NCT ID: NCT04618211 Completed - Clinical trials for Hereditary Angioedema

Dose-ranging Study of Oral PHA-022121 for Acute Treatment of Angioedema Attacks in Patients With Hereditary Angioedema

RAPIDe-1
Start date: February 3, 2021
Phase: Phase 2
Study type: Interventional

This study evaluates the efficacy of orally administered deucrictibant for the acute treatment of attacks in patients with hereditary angioedema (HAE). Eligible subjects are randomized to one of three single doses of deucrictibant and placebo.
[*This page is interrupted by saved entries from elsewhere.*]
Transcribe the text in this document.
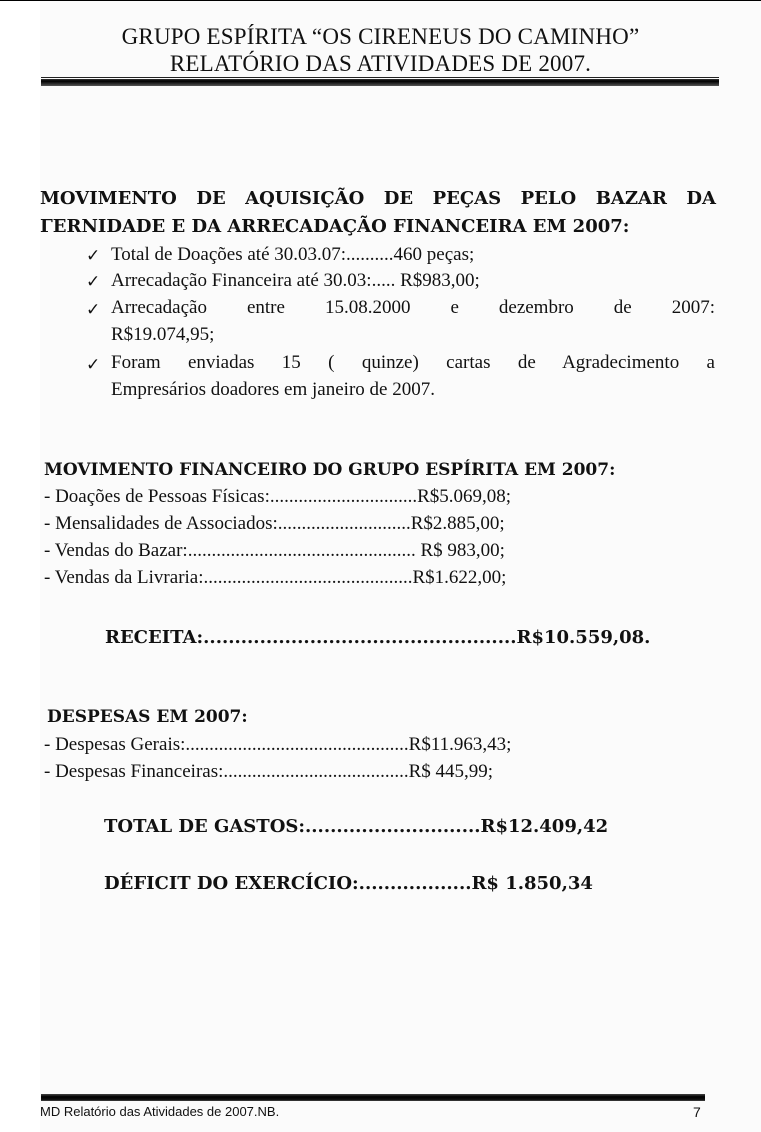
GRUPO ESPÍRITA “OS CIRENEUS DO CAMINHO”
RELATÓRIO DAS ATIVIDADES DE 2007.
MOVIMENTO DE AQUISIÇÃO DE PEÇAS PELO BAZAR DA
ΓERNIDADE E DA ARRECADAÇÃO FINANCEIRA EM 2007:
✓ Total de Doações até 30.03.07:..........460 peças;
✓ Arrecadação Financeira até 30.03:..... R$983,00;
✓ Arrecadação entre 15.08.2000 e dezembro de 2007:
R$19.074,95;
✓ Foram enviadas 15 ( quinze) cartas de Agradecimento a
Empresários doadores em janeiro de 2007.
MOVIMENTO FINANCEIRO DO GRUPO ESPÍRITA EM 2007:
- Doações de Pessoas Físicas:...............................R$5.069,08;
- Mensalidades de Associados:............................R$2.885,00;
- Vendas do Bazar:................................................ R$ 983,00;
- Vendas da Livraria:............................................R$1.622,00;
RECEITA:..................................................R$10.559,08.
DESPESAS EM 2007:
- Despesas Gerais:...............................................R$11.963,43;
- Despesas Financeiras:.......................................R$ 445,99;
TOTAL DE GASTOS:............................R$12.409,42
DÉFICIT DO EXERCÍCIO:..................R$ 1.850,34
MD Relatório das Atividades de 2007.NB.	7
The study will compare symptom relief (skin pain, skin swelling, abdominal pain) during HAE attacks and safety of each dose of deucrictibant with placebo.

NCT ID: NCT03029728 Completed - Clinical trials for Hereditary Angioedema

Biomarker for Hereditary AngioEdema Disease

BioHAE
Start date: August 20, 2018
Phase:
Study type: Observational

International, multicenter, observational, longitudinal monitoring study to identify, validate and/or monitor Mass Spectrometry (MS)-based biomarker/s for Hereditary Angioedeme (HAE) disease and to test the clinical robustness, specificity, and predictive value of theese biomarker/s

NCT ID: NCT00119431 Completed - Clinical trials for Hereditary Angioedema Type I

Kinetics, Efficacy and Safety of C1-Esteraseremmer-N

Start date: September 2005
Phase: Phase 2
Study type: Interventional

A multicentre study to investigate pharmacokinetics, clinical efficacy and safety of nanofiltered Cetor® (called C1-esteraseremmer-N during the development phase) for the treatment of hereditary angioedema (HAE) will be performed. This study KB2003.01 consists of three parts, part A pharmacokinetics (phase II), part B treatment of attacks of angioedema (phase III) and part C prophylactic use of C1 inhibitor (phase III). Part B + C will provide data on the efficacy of C1-esteraseremmer-N. The changes in the manufacturing process of C1-esteraseremmer-N, compared to Cetor® (the currently marketed C1-inhibitor product), nanofiltration and omission of hepatitis B immunoglobulin, most likely will not affect tolerability. The nanofiltration will provide more safety regarding viruses. In part A, the pharmacokinetics of C1-esteraseremmer-N in patients with hereditary angioedema will be compared with the current registered product, Cetor®, in a randomised, blinded cross-over design. This study has to provide evidence that changes in the manufacturing process have not affected pharmacokinetics. In addition, this study provides data on safety of C1-esteraseremmer-N.